T.meta

T.meta: Template metaprogramming (TMP)

Templates provide a general mechanism for compile-time programming.
Metaprogramming is programming where at least one input or one result is a type.
Templates offer Turing-complete (modulo memory capacity) duck typing at compile time. The syntax and techniques needed are pretty horrendous.
T.meta: Template metaprogramming (TMP)

T.120: Use template metaprogramming only when you really need to

Template metaprogramming is hard to get right, slows down compilation, and is often very hard to maintain.
However, there are real-world examples where template metaprogramming provides better performance than any alternative short of expert-level assembly code.
Also, there are real-world examples where template metaprogramming expresses the fundamental ideas better than run-time code.
For example, if you really need AST manipulation at compile time (e.g., for optional matrix operation folding) there might be no other way in C++.
Example, bad: enable_if. Instead, use concepts. But see How to emulate concepts if you don't have language support.
Alternative: If the result is a value, rather than a type, use a constexpr function.
Note: If you feel the need to hide your template metaprogramming in macros, you have probably gone too far.

T.121: Use template metaprogramming primarily to emulate concepts

Where C++20 is not available, we need to emulate them using TMP.
Use cases that require concepts (e.g. overloading based on concepts) are among the most common (and simple) uses of TMP.

template <typename Iter>
/*requires*/ enable_if<random_access_iterator<Iter>, void>
advance(Iter p, int n) {
    p += n;
}

template <typename Iter>
/*requires*/ enable_if<forward_iterator<Iter>, void>
advance(Iter p, int n) {
    assert(n >= 0);
    while (n--)
        ++p;
}

Note: Such code is much simpler using concepts:

void advance(random_access_iterator auto p, int n) { p += n; }
void advance(forward_iterator auto p, int n) { assert(n >= 0); while (n--) ++p;}

T.122: Use templates (usually template aliases) to compute types at compile time

Template metaprogramming is the only directly supported and half-way principled way of generating types at compile time.
Note: "Traits" techniques are mostly replaced by template aliases to compute types and constexpr functions to compute values.

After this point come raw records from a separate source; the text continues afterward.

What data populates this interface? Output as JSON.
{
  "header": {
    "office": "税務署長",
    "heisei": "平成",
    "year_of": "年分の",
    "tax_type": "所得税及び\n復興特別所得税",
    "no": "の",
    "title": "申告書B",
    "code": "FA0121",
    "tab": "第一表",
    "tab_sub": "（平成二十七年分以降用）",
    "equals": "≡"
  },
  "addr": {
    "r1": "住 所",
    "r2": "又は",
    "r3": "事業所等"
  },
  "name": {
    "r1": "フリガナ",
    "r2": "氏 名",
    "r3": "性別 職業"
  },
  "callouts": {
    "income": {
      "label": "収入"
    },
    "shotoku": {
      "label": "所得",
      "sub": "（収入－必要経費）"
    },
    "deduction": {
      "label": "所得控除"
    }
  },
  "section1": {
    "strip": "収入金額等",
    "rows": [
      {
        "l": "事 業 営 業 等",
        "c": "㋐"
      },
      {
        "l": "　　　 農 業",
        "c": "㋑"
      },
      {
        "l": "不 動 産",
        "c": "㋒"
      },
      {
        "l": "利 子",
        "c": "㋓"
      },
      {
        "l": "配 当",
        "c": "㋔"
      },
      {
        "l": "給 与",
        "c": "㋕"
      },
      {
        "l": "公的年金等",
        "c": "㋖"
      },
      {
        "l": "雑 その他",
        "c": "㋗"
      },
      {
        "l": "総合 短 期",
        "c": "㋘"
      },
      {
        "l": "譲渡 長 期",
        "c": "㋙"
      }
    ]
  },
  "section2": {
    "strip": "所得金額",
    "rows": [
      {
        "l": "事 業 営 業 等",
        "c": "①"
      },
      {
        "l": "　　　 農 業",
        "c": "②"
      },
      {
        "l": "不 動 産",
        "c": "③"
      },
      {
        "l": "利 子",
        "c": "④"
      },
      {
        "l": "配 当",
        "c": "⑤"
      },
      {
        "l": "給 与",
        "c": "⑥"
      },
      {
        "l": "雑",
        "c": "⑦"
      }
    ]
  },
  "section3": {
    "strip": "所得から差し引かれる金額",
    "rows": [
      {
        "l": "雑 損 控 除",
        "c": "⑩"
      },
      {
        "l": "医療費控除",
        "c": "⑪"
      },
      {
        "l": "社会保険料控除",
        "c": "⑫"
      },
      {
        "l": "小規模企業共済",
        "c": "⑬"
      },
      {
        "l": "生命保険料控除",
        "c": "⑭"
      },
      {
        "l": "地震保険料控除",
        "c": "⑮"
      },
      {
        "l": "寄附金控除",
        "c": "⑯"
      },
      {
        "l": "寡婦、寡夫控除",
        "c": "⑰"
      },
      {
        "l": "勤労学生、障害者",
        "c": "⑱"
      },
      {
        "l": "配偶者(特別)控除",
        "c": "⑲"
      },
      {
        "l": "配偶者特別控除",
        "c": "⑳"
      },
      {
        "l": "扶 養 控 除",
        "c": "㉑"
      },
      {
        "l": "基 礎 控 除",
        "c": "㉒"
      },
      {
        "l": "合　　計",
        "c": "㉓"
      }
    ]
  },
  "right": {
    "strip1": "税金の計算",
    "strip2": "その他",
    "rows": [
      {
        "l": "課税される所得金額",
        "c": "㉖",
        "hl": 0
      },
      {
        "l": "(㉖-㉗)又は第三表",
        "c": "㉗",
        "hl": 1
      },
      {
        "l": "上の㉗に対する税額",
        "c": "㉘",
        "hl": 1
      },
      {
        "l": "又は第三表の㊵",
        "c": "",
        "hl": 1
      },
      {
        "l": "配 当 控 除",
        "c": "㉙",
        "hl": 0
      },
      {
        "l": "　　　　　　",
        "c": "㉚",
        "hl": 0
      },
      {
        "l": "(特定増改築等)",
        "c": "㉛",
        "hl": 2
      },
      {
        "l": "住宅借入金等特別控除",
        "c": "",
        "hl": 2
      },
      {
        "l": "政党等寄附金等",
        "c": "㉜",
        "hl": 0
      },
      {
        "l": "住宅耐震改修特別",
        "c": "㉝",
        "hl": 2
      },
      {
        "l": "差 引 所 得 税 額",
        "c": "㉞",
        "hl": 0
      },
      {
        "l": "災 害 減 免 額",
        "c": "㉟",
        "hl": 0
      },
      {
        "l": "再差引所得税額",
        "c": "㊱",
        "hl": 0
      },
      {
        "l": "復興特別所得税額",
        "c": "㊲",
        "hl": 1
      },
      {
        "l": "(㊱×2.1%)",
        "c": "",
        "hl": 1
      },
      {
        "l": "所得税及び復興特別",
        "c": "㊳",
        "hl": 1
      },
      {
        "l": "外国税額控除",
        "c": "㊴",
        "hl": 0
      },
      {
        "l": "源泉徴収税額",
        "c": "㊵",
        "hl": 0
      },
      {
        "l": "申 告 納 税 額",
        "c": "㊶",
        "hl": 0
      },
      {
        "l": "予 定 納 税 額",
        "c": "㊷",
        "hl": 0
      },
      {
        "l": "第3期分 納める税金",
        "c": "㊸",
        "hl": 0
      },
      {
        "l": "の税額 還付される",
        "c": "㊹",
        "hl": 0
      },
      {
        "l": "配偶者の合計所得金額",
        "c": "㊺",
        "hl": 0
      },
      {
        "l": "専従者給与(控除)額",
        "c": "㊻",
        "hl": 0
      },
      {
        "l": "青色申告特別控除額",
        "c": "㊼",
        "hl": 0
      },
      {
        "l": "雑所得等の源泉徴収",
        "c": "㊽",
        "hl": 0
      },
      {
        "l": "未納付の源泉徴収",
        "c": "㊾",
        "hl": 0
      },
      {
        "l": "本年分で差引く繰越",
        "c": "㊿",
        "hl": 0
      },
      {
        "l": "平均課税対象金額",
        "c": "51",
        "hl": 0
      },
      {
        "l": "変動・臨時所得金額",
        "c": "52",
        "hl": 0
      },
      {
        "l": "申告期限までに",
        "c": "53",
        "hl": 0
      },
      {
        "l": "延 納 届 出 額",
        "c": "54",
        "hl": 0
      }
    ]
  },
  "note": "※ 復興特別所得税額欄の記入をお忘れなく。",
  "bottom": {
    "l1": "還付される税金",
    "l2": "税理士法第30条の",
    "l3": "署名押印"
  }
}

T.123: Use `constexpr` functions to compute values at compile time

A function is the most obvious and conventional way of expressing the computation of a value.
Often a constexpr function implies less compile-time overhead than alternatives.
Note: "Traits" techniques are mostly replaced by template aliases to compute types and constexpr functions to compute values.

template<typename T>
    // requires Number<T>
constexpr T pow(T v, int n)   // power/exponential
{
    T res = 1;
    while (n--) res *= v;
    return res;
}

constexpr auto f7 = pow(pi, 7);

T.124: Prefer to use standard-library TMP facilities

Facilities defined in the standard, such as conditional, enable_if, and tuple, are portable and can be assumed to be known.

T.125: If you need to go beyond the standard-library TMP facilities, use an existing library

Getting advanced TMP facilities is not easy and using a library makes you part of a (hopefully supportive) community.
Write your own "advanced TMP support" only if you really have to.